This package contains some examples for analyzing hcalnano files (https://github.com/HCALPFG/HcalNano) using python-based columnar analysis tools. If you've never used coffea/uproot/awkward before, you might want to start with some tutorials:
git clone [email protected]:DryRun/hcalanalysis
cd hcalanalysis
source firsttime.sh
Try running a processor:
cd hcalanalysis/example # Note: you should be in hcalanalysis/hcalanalysis
python ../run_processor.py testprocessor.TestProcessor \
-y inputfiles.yaml \
-o test.coffea \
-w 4
(Or you can just source local.sh
.)
Next, we plot the histograms using a Jupyter notebook. We'll launch the Jupyter server on lxplus, and setup an SSH tunnel to lxplus so we can make the plots in a (local) browser window. This can be done in one SSH command:
export PORT=7778
export USERNAME=dryu
export LXPLUSFOLDER=HCAL/hcalanalysis
ssh -L localhost:${PORT}:localhost:${PORT} ${USERNAME}@lxplus.cern.ch "cd ${LXPLUSFOLDER}; echo 'Setting up env...'; source env.sh; echo 'Launching notebook...'; source notebookserver.sh ${PORT};"

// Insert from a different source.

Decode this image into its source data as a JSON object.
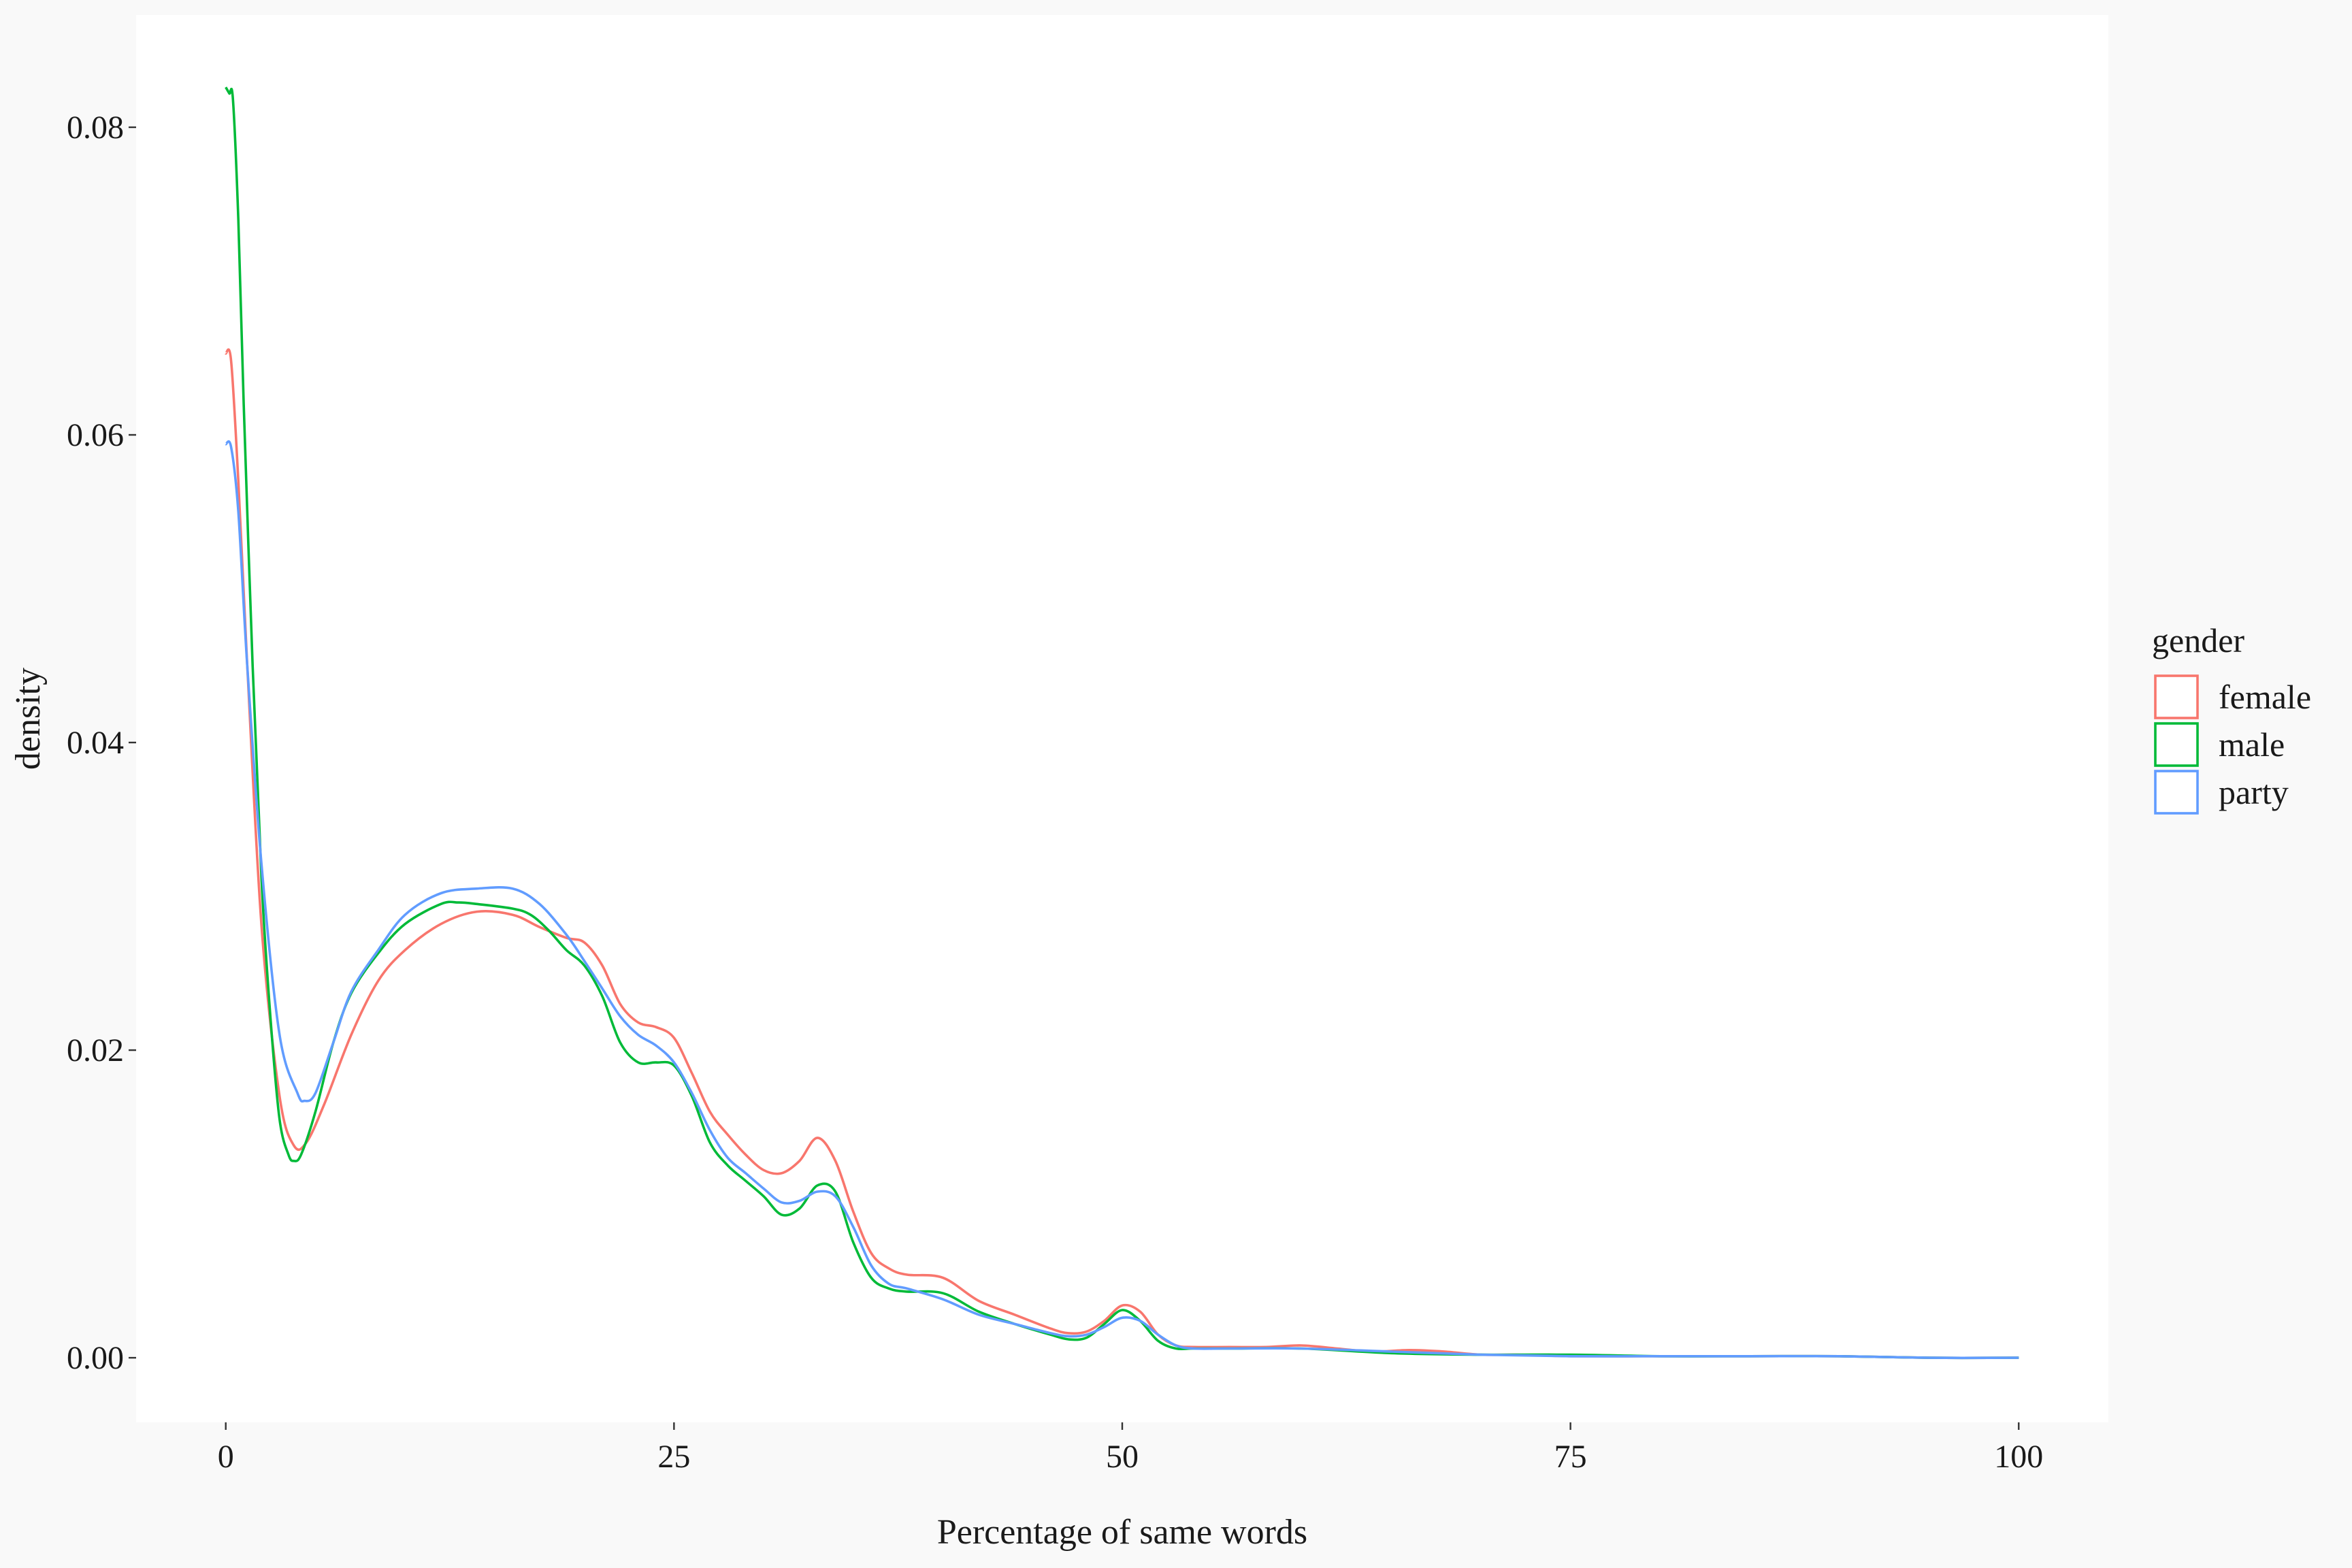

(These commands are provided in the script lxplusnb.sh
, so you might want to checkout the repository on your local machine, and edit+run the script.)
Once the Jupyter server is up and running, navigate to the URL specified in the terminal window. Open hcalanalysis/example/Plots.ipynb
, and run the notebook.
As usual, any significant processing should be done on condor. See hcalanalysis/example/condor.sh
for an example.
- hcalnano events are fairly large (1-2 MB / event). In the columnar analysis paradigm, the processor processes "chunks" of many events at once. Hence, the available memory limits the maximum chunk size to around 500 events.